Willy franziu o sobrolho.

— Tu estás a dizer que achas que a Yvonne empurrou o Roger borda fora?

— Não digo que ache isso, mas é perfeitamente possível. Quer dizer, olha para ela. Ela não faltou a um único pequeno-almoço. Até tem andado por aí com as duas amigas dos Hamptons. Tenho andado a observá-las e devo dizer-te: a Yvonne não é uma viúva desgostosa. Como te sentirias se eu tivesse caído ao mar?

— Isso nunca iria acontecer. Em primeiro lugar, eu não te deixava sentares-te no corrimão. E em segundo, agarrava-te se estivesses a cair. E se não conseguisse evitar que caísses, também me atirava à água para te ajudar.

Os olhos de Alvirah amoleceram.

— Eu sei que o farias e é por isso que te amo tanto — respondeu ela. — Mas tenho de te dizer que a Yvonne não é a única que eu tenho debaixo de olho. Quem mais? A Anna DeMille…

Willy interrompeu:

— Aquela que conta aquela piada idiota acerca de não ser da família do Cecil B. DeMille?

— Exatamente. Acho que é inofensiva.

— Concordo — disse Willy, enquanto terminava o café. — Está demasiado ocupada a tentar conquistar o Devon Michaelson para se pôr a matar alguém por causa de um colar.

— De acordo. Risca-a da lista. Agora, vamos falar das outras pessoas das duas mesas. Há o professor Longworth.

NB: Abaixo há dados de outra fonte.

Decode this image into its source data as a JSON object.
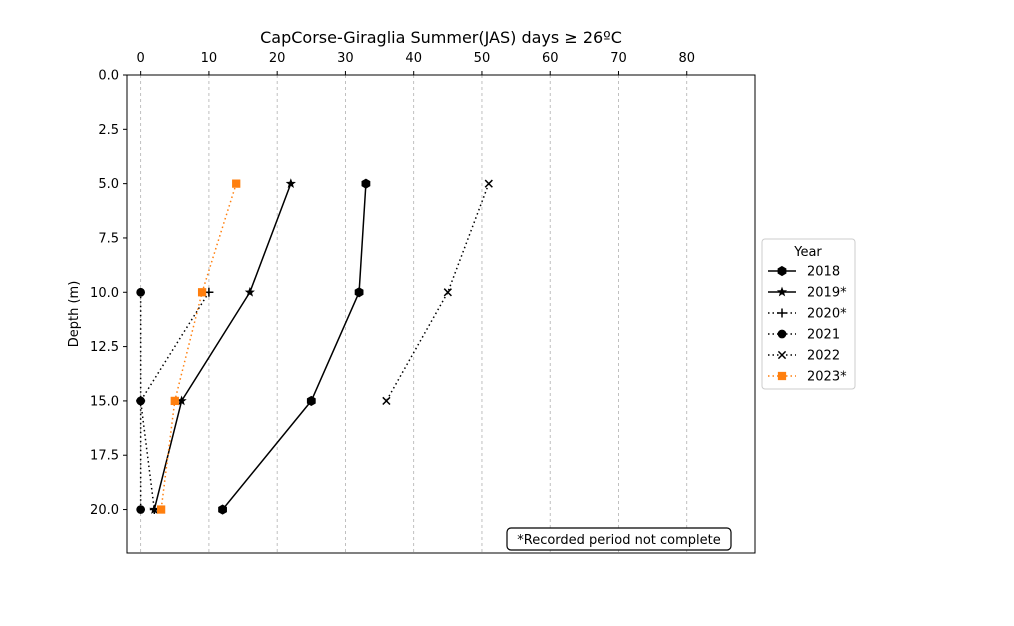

— O estudioso de Shakespeare — disse Willy, abanando a cabeça. — Quanto a ele, não sei. Parece-me estranho, mas não do tipo de matar. E o Ted Cavanaugh? Ele andava a tentar aproximar-se de Lady Em.

— Pois andava — concordou Alvirah. — Mas não consigo imaginá-lo a matar Lady Em. E porque o faria? A Celia disse que Lady Em tencionava entregar o colar de Cleópatra ao Museu do Cairo.

— Isso era o que o Cavanaugh queria, mas ele sabia disso quando Lady Em foi morta?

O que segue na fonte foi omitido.